[The New Jerusalem by G. K. Chesterton]@TWC D-Link book
The New Jerusalem

CHAPTER V
19/21

To a certain extent this more philosophical ornament was doubtless imitated; and I have remarked elsewhere on the highly heraldic lions which even the Saracens carved over the gate of St.Stephen.
But it is the extraordinary and even exasperating fact that it was not imitated as the most meaningless sort of modern vulgarity is imitated.
King Richard's great red hat embroidered with beasts and birds has not overshadowed the earth so much as the billycock, which no one has yet thought of embroidering with any such natural and universal imagery.
The cockney tourist is not only more likely to set out with the intention of knocking them, but he has actually knocked them; and Orientals are imitating the tweeds of the tourist more than they imitated the stripes of the squire.

It is a curious and perhaps melancholy truth that the world is imitating our worst, our weariness and our dingy decline, when it did not imitate our best and the high moment of our morning.
Perhaps it is only when civilisation becomes a disease that it becomes an infection.

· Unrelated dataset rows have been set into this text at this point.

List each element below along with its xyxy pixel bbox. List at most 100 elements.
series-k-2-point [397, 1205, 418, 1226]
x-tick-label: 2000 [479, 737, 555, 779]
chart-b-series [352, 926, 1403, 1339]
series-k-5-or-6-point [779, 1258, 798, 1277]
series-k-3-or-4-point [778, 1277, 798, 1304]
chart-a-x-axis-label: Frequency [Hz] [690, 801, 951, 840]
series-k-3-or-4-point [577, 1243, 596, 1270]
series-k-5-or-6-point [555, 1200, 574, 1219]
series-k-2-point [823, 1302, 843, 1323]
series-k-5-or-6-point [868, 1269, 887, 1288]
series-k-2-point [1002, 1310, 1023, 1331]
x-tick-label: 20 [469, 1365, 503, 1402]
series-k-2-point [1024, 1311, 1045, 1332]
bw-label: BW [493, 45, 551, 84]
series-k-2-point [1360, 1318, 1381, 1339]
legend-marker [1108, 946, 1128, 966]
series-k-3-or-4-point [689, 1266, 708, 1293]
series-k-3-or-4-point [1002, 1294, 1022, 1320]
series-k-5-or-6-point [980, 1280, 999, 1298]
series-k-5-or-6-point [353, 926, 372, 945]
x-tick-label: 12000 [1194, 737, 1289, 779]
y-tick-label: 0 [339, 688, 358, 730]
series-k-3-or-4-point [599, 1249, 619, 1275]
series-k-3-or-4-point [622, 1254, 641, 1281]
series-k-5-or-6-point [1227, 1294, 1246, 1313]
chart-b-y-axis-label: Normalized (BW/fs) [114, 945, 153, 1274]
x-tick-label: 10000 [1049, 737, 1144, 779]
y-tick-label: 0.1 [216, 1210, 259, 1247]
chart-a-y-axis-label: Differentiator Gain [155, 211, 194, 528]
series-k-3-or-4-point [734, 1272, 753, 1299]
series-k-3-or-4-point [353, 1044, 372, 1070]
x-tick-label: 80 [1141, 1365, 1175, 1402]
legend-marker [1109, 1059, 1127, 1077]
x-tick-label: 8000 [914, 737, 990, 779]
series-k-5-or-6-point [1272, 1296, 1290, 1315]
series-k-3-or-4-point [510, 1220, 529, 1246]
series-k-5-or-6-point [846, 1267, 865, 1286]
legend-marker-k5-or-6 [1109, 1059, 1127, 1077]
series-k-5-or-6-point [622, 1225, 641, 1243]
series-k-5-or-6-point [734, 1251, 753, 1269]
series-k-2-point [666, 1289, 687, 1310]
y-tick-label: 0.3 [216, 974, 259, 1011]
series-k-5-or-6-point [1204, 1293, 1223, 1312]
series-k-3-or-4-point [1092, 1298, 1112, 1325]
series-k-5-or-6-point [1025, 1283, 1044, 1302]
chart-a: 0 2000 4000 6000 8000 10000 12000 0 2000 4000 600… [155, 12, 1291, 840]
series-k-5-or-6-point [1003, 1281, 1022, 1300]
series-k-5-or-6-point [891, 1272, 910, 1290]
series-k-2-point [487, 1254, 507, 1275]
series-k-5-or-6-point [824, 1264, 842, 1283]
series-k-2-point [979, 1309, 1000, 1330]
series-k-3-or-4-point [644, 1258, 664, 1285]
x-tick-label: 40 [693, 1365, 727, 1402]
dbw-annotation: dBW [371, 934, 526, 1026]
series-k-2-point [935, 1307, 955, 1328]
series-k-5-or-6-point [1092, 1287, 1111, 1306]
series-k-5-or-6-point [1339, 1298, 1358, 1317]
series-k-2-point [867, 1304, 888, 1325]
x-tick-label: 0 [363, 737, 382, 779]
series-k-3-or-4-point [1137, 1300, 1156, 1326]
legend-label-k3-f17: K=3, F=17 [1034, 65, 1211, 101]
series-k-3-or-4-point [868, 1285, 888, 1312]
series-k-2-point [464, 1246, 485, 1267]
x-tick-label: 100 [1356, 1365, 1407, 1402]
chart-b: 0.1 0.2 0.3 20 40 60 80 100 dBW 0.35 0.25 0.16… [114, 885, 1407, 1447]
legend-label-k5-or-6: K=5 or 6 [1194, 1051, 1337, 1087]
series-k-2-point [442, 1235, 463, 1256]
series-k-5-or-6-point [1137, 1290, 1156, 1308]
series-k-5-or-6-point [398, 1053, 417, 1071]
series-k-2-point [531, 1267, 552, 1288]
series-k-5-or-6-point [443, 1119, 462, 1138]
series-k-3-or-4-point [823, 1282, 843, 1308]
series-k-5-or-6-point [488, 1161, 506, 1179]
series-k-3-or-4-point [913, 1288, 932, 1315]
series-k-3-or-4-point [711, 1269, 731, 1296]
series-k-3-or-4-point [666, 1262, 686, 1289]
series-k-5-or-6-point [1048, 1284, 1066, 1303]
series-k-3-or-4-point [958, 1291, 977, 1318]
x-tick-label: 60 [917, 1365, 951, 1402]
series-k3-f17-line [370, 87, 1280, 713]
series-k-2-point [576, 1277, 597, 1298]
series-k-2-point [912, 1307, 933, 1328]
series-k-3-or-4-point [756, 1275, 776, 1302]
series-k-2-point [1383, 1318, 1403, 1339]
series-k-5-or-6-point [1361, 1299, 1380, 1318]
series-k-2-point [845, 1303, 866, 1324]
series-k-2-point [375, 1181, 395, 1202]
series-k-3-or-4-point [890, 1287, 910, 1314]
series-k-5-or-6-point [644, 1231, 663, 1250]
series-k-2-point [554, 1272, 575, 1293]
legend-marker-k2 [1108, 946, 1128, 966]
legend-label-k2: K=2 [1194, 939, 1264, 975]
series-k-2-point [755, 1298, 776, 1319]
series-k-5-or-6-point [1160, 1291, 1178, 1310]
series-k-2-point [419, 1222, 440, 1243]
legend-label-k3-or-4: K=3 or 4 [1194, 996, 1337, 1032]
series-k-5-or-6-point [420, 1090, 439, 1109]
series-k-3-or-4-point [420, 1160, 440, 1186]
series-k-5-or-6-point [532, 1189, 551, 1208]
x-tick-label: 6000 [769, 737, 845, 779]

Possibly it is only when it becomes a very virulent disease that it becomes an epidemic.

Possibly again that is the meaning both of cosmopolitanism and imperialism.
Anyhow the tribes sitting by Afric's sunny fountains did not take up the song when Francis of Assisi stood on the very mountain of the Middle Ages, singing the Canticle of the Sun.
When Michael Angelo carved a statue in snow, Eskimos did not copy him, despite their large natural quarries or resources.
Laplanders never made a model of the Elgin Marbles, with a frieze of reindeers instead of horses; nor did Hottentots try to paint Mumbo Jumbo as Raphael had painted Madonnas.

But many a savage king has worn a top-hat, and the barbarian has sometimes been so debased as to add to it a pair of trousers.